Materials and methods
Human tissues and cell culture
The protocol of the present study was approved by the Federal University of São Paulo ethical committee (registration no. 1044/11, São Paulo, Brazil). Written informed consent was obtained from all patients. Endometrial cells (ECs) from healthy individuals and patients with endometriosis were obtained from the Endometrium and Endometriosis Cell Bank of the Pelvic Pain and Endometriosis Unit of the Federal University of São Paulo. The selected samples were collected from August 2013 to April 2014. Human endometrium samples were collected from fertile cycling women aged 18–45 undergoing laparoscopic surgery for endometriosis stage IV (endometriosis group; n=3) and tubal ligation (control group; n=3).

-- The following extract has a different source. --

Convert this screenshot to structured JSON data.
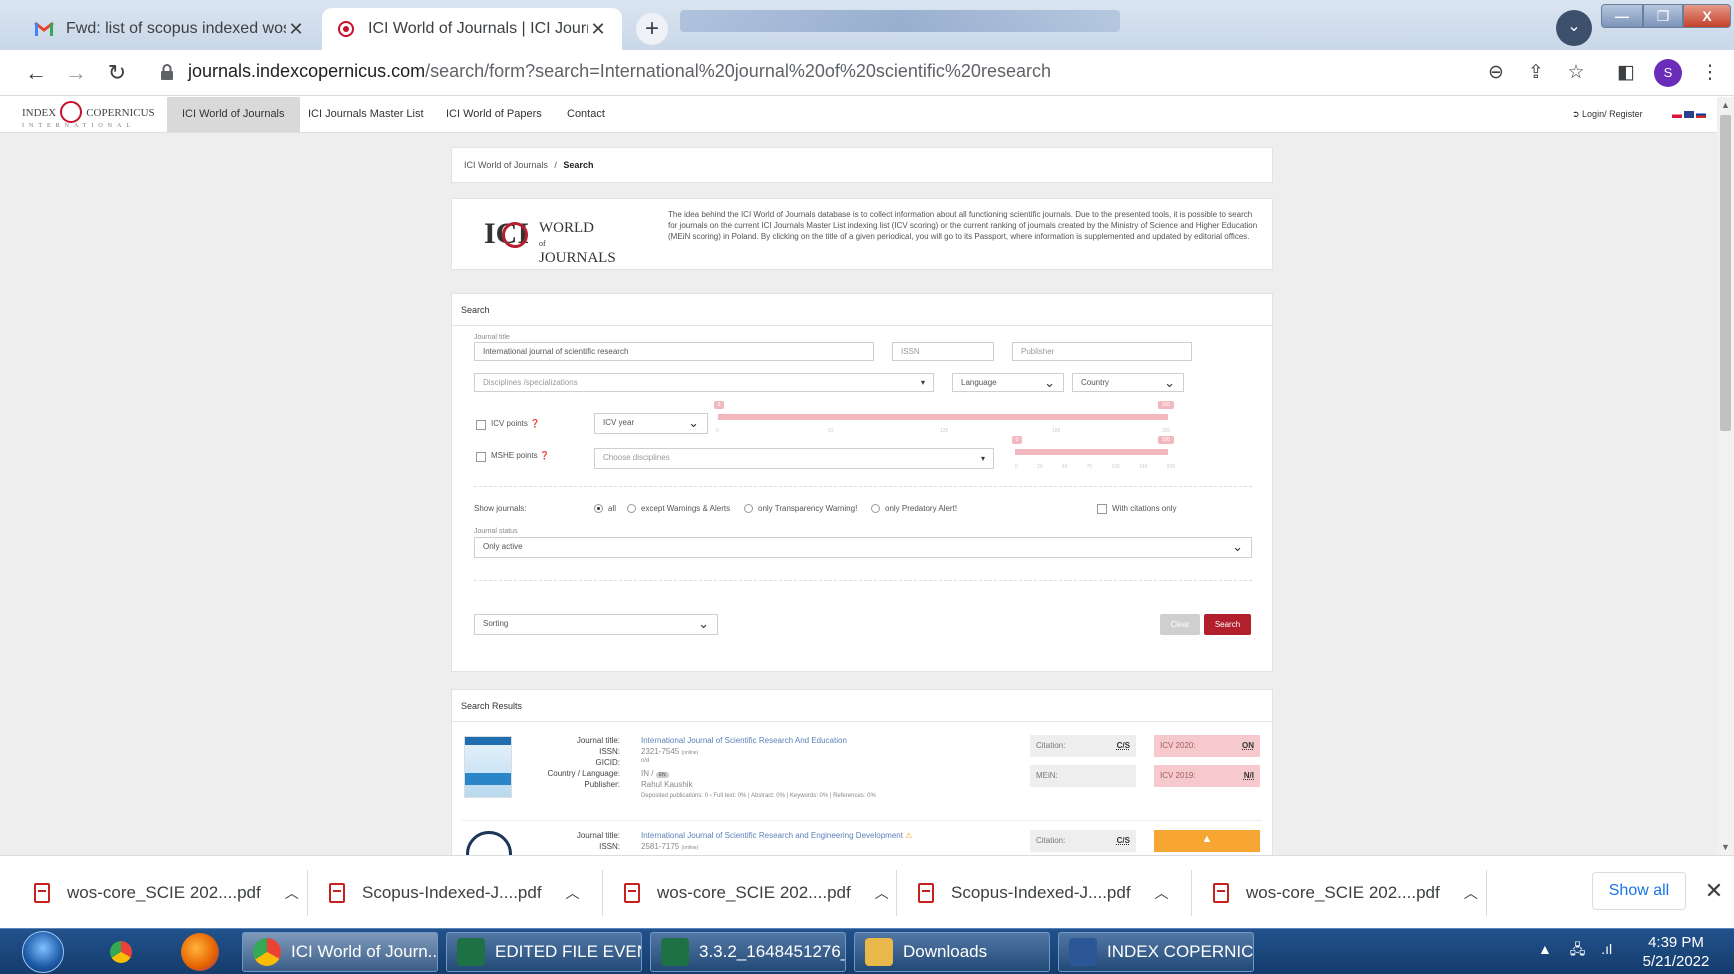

Patients had not taken exogenous hormones, given birth or breastfed for 3 months prior to surgery; patients with co-morbidities including teratoma, endometrial polyps or any other proliferative disease were excluded. The collected endometrial tissue was separated into two for either histological analysis (39,40) (data not shown) or cell culture.The tissue for cell culture was immediately placed in Dulbecco's modified Eagle's medium with nutrient mixture F12 (DMEM/F12; Thermo Fisher Scientific, Inc., Waltham, MA, USA) containing 400 U/ml penicillin and 400 µg/ml streptomycin (Gibco; Thermo Fisher Scientific, Inc.), stored at 4°C and processed within 2–24 h. The endometrial tissue was dissociated with 255 units of collagenase type IA (Sigma-Aldrich; Merck KGaA, Darmstadt, Germany) and 3 units of dispase (Gibco; Thermo Fisher Scientific, Inc.) in DMEM/F12 and was subsequently incubated for 40 min in a 37°C water bath under constant agitation. The cell suspension obtained was centrifuged at 500 × g for 5 min at room temperature and the pellet was resuspended in 5 ml EC medium containing DMEM/F12 at pH 7.4, 1% Minimum Essential Medium non-essential amino acids (Gibco; Thermo Fisher Scientific, Inc.), 0.1 mmol/l 2-mercaptoethanol (Sigma-Aldrich; Merck KGaA), 100 µ/ml penicillin and 100 µ/ml streptomycin and 10% fetal bovine serum (FBS; Gibco; Thermo Fisher Scientific, Inc.), and inoculated in a pre-coated 25 cm2 cell culture flask. The cells were grown in EC medium supplemented with 10% FBS at 37°C until approximately 70% confluence was reached. At this stage, cells were subcultured. The cells were stored in liquid nitrogen.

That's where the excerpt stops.